We self-host an instance of Gitlab, and anytime I refer to “git” below, I’m really referring to the whole git/Gitlab stack for repositories with managed version control. I’ll just use “git” as shorthand.

MS SQL Server

Every SQL Server database that’s been created since I started my current job has been built with Visual Studio Database Projects. The code is managed in git, and with one exception each database project has an accompanying PowerShell script that uses Publish-DbaDacPackage to deploy changes. The outlier uses a full CI/CD pipeline integrated with the rest of the corresponding application’s build process. For a variety of reasons (excuses, really), I don’t adhere super strictly to a rule of “everything goes into git first”, but I do keep git in sync with what’s deployed. I know I should, but I haven’t made the effort to make that pipeline automated enough to the point that I (and everyone else) use it.

But that brings me to the big database that predates me. The code behind that database is a combination of a code generator and migration scripts, all of which is in git and executed by the CI/CD pipeline after first being tested on a developer’s local copy of the empty database.
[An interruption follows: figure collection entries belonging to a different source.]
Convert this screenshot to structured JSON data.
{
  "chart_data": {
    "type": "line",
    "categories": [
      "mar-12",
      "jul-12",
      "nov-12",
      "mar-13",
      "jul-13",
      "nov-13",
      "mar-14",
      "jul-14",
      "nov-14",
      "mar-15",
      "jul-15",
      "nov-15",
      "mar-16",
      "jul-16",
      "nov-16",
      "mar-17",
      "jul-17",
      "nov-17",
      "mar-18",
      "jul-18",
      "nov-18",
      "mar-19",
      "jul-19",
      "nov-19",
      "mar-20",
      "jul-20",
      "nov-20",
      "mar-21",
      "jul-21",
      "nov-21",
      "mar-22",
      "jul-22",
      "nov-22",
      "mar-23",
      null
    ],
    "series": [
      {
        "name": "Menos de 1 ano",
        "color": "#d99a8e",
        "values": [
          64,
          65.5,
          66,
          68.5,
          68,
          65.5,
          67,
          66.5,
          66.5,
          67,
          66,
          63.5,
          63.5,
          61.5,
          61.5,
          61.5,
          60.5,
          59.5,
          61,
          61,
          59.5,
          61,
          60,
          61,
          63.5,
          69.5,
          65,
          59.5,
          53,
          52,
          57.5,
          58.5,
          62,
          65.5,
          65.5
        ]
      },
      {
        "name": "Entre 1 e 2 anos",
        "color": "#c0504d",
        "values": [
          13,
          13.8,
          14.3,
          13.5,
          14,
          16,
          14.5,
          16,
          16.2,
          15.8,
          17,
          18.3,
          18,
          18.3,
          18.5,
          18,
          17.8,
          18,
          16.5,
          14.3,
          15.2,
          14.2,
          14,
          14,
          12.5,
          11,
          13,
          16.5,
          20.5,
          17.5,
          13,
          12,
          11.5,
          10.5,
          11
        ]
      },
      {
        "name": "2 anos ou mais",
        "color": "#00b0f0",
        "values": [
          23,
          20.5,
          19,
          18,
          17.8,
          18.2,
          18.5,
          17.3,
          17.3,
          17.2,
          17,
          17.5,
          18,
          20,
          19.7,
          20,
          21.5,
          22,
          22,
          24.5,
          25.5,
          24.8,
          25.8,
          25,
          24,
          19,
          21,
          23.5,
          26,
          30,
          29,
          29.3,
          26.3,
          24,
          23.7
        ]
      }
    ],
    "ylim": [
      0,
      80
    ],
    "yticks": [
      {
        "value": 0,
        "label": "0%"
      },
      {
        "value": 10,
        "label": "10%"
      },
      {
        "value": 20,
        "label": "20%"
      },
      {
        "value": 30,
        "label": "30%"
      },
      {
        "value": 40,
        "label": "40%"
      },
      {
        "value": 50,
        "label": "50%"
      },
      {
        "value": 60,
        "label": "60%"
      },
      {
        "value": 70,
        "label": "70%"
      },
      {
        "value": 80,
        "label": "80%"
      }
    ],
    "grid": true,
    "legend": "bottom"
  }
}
I’d love to move this into Visual Studio but the current database has so many broken references and other errors flagged by Visual Studio that just getting current state to the point where it’s usable there is going to be a Herculean task.

MySQL

The management of MySQL database scripts is not quite so well-refined. Those databases have been evolved over decades and they were not set up to be managed in what one might call a modern way. No CI/CD. Most of the object definitions aren’t even in git. As we make changes, we put the “new/current” version of the objects we’re changing into git, but this will never reach 100% as there are huge swaths we’ll never touch again. We also write migration scripts to deploy those changes and put them into git, but they’re manually executed during deployments.

Other

I also have a lot of “utility” code kicking around. One-off SQL queries, queries I use to generate reports on an infrequent basis, PowerShell scripts and functions, things like that. One of the first things I did was to get my own repository set up for these so that I’d have a convenient backup and to easily share my work with others. Again, no CI/CD pipeline, but the repository is referenced frequently in my documentation, with direct links to the relevant scripts.